"Ci sono buone relazioni tra la Commissione ed il governo italiano, tra i Commissari e lo stesso Juncker con i colleghi italiani ed il premier e non ci sono problemi tra il governo italiano e la Commissione". Così il presidente Jean Claude Juncker, in una conferenza stampa a Strasburgo smorza i toni e le polemiche degli ultimi giorni sui rapporti tra Ue e Italia. "C'è stato uno scambio di parole virili, ma è normale in democrazia e non avrà conseguenze" conclude.

Parole che sono arrivate poco dopo un nuovo attacco all'Italia arrivato dal responsabile agli Affari economici Moscovici, che ha affermato che nessun Paese ha avuto i margini di flessibilità che ha avuto l'Italia e dunque non c'è motivo di dire che Bruxelles sia ostile con Roma.

Italia riduca il debito -
Moscovici ha precisato che non c'è nessuna guerra, ma si deve abbassare la tensione e lavorare con oggettività. L'Italia, ha aggiunto, deve muoversi per ridurre il debito.

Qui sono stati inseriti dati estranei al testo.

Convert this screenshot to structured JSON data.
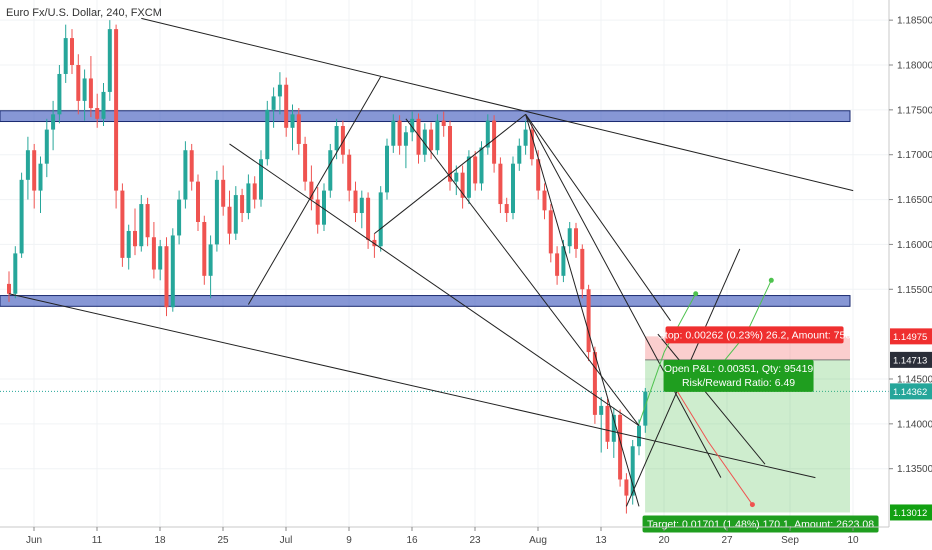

"Sì - ha sottolineato – il governo italiano sta facendo le riforme ed è una cosa positiva. Sì, sta riducendo il deficit, può anche usare la flessibilità. Ma è necessario che anche in Italia il rapporto debito-Pil diminuisca".

 

Commissione Ue apprezza riforme Renzi  - "Il presidente del Consiglio italiano, Matteo Renzi, è un leader ambizioso e attento alle riforme e la Commissione Europea ha avuto molte occasioni per mostrare il suo apprezzamento verso quelle riforme", ha detto poi Moscovici a margine del forum di Davos. "Abbiamo bisogno di un rapporto positivo. Junker ha espresso i suoi pensieri perché ha ritenuto che la commissione avesse ricevuto delle critiche ingiuste. Ma capiamo la situazione (di Renzi ndr) e vogliamo discuterla".